Author: Justice After All (正义之师)
Date: 08 May 2020
A history and philosophy professor from Harbin Normal University, Linqi Yu, is accused of spreading unclear “inappropriate social media posts” by CCP. Ironically, the actual “posts” have been filtered out by CCP’s cyber police, along with any comments that might remotely hint opposing views of the punitive actions exerted on him.
This is not an isolated incident. Beijing has ratcheted up internet censorship to further deprive the populace of the freedom of speech. As a matter of fact, CCP has long been pushing this “internet sovereignty” globally and it is encroaching our right entitled by First Amendment. Dary Morey, general manager of the Houston Rockets, tweeted about supporting Hong Kong’s pro-democracy protest; in retaliation, CCTV (CCP state-run television) has not broadcast any NBA games since last October.

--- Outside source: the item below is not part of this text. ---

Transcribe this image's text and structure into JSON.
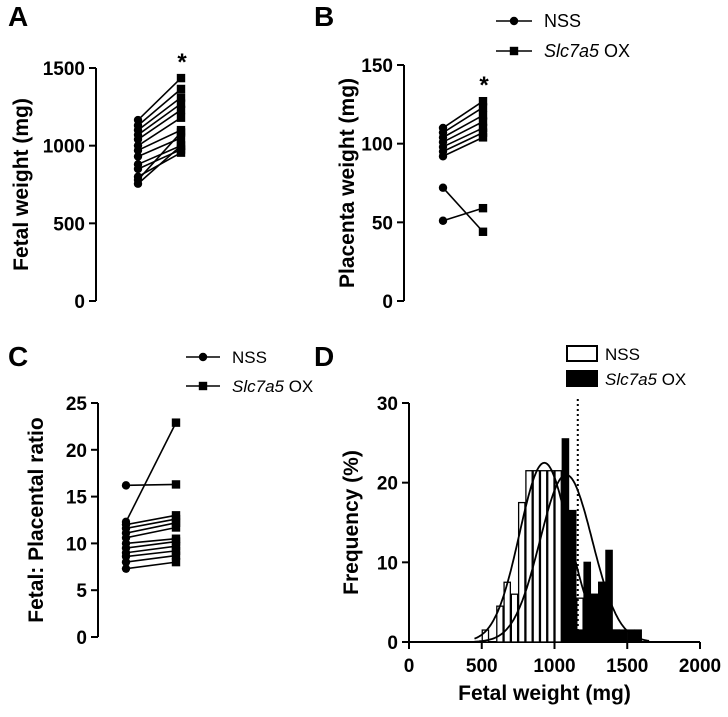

Popular search engines and social media platforms are unambiguously off limits in China, such as Google, YouTube, Facebook, and Twitter. Twitter, however, profits by facilitating Beijing to build a propaganda machine overseas. It has trained CCP officials to amplify messages and allowed paid ads from CCP’s state media (recent policy change due to criticism and legal pressure). Increasing number of Chinese officials, diplomats, media and government agencies are using Twitter to push CCP’s agenda abroad.
With 88 percent of the world’s internet users, China was ranked 177 out of 180 countries in the 2020 worldwide Index of Press Freedom by Reporters without Borders, followed by Eritrea, Turkmenistan and North Korea as the last three.